International investors including BlackRock, KKR and Brookfield Asset Management, which could invest in the pipeline business, are also in talks with lenders on possible financing, said the sources, speaking anonymously because the talks are private.
The loan could be up to $10 billion, said two of the sources, covering much of the value of the assets.
Aramco and Brookfield declined to comment. BlackRock and KKR did not respond to comment requests.
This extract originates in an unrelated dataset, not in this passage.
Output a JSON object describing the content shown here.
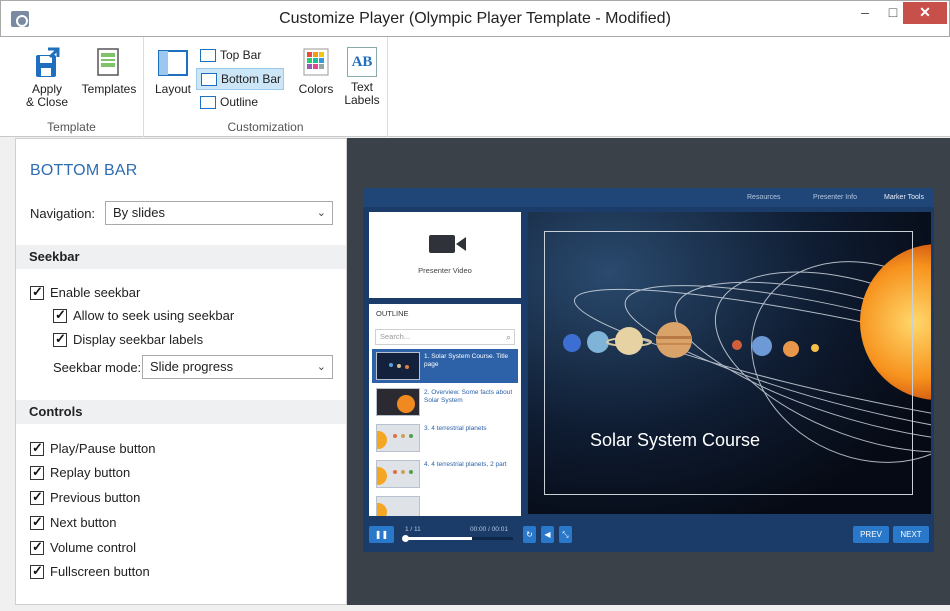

The planned pipeline sale would be similar to infrastructure deals signed over the last two years by Abu Dhabi’s national oil company ADNOC, which raised billions of dollars by leasing its oil and gas pipeline assets to investors, sources have previously said.
Aramco, the world’s biggest oil company, completed the largest initial public offering yet in late 2019, raising $25.6 billion. It later sold more shares, taking the total to $29.4 billion.
Those funds were transferred to the Public Investment Fund (PIF), Saudi Arabia’s sovereign wealth fund responsible for transforming the economy, as society grapples with climate change and shifts from fossil fuel towards lower carbon energy.
The pandemic has dealt a further blow to the fossil fuel industry by destroying demand.
Saudi Aramco’s profits plummeted last year, but it stuck to a promised $75 billion annual dividend, most of which goes to the government.
It will likely need to transfer significant amounts of money to the Saudi government and the PIF in the coming years.
Saudi Arabia’s Crown Prince Mohammed bin Salman, the kingdom’s de facto ruler, said last month Aramco will sell more shares in the coming years to bolster PIF’s coffers.